Disaster Recovery
Ok, ok – I understand most of you are saying disaster recovery (DR) is still a critical aspect of running any type of operations. After all – we need to secure our future operations in case of disaster. Sure – that is still the case but things are changing – fast.
There are really two things forcing us to look at disaster recovery differently across the board. On the one hand the sheer volume of data is rapidly becoming unmanageable. On the other hand – there are really few customer facing services that do not require 100% uptime and are considered mission critical. As a leading IaaS-provider we know that the person running his first e-commerce offering with zero income feels he or she is losing as bad as the large company that might be losing millions per hour when down. The feeling and result is the same no matter what stage you are in running your business. We all feel it is always critical to be up and running.

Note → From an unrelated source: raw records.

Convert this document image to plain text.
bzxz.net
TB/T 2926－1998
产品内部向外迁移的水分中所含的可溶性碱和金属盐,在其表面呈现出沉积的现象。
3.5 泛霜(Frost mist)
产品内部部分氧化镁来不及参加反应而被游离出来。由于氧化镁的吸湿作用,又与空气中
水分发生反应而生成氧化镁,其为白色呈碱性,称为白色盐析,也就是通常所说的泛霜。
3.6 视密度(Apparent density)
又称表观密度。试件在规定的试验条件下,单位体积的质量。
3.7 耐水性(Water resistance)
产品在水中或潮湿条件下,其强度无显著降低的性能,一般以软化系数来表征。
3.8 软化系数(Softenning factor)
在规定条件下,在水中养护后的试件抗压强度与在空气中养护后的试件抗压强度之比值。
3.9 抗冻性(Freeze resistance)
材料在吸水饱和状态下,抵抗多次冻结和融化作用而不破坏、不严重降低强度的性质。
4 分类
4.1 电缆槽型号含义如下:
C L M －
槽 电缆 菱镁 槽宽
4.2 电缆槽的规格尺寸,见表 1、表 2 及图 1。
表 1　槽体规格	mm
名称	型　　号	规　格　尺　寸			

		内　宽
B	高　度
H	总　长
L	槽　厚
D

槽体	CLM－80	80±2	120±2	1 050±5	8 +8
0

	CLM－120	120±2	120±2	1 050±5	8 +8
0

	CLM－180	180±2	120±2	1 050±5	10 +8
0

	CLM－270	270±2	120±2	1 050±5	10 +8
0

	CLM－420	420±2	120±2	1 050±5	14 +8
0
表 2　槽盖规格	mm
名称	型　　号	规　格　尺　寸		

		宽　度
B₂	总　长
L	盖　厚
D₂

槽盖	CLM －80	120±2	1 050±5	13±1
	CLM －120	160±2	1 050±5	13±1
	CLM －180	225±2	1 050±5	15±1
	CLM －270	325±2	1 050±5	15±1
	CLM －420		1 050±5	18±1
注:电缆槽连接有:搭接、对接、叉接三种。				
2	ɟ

The first time we realized that DR in its traditional meaning will not work was when we setup OpenStack Swift over 5 nodes in 3 geographical spread data centers intended for volumes in Petabytes. It really only comes down to one aspect. Recovery time. Sure we have large volumes since many years back but we are fast approaching where the time to get things back – becomes too long for it to be a viable solution. The downtime in a full disaster would be too great. Even in the same data centers – should you truly need to get a few Petabytes copied from one set of hardware to another – it will take some time. Too long? Most likely. While there are ways to divide and conquer large data – it is time to think differently.
Data Points
As the volume of data goes in one direction – the acceptable down time in general – goes the other direction. Down. The solution? Multiple data centers that allows for live-live service with contained restore points locally in each data center.
Logical errors you say? From time to time human errors might force us to be able to restore from an older version. No doubt restore points are a must regardless of how you build your service. Those can many times be done in more contained parts of each solution. They can be done locally in the same DC where local networks allow for greater speed. With a live-live solution running over two or more data centers you can do maintenance with much less risk of having to take the service down – regardless of the situation.
Ask yourself – all that data that I am shooting to a different data center for DR – when did you do a full scale test to see how long it would be to restore 100 TB or more? Is it not time to go live – live over multiple data centers for all of your critical services? If you are running your services in the cloud – schedule full tests and make sure you contingency plans are up-to-date because when disaster strikes – they are what stands between you and true business disaster.
By Johan Christenson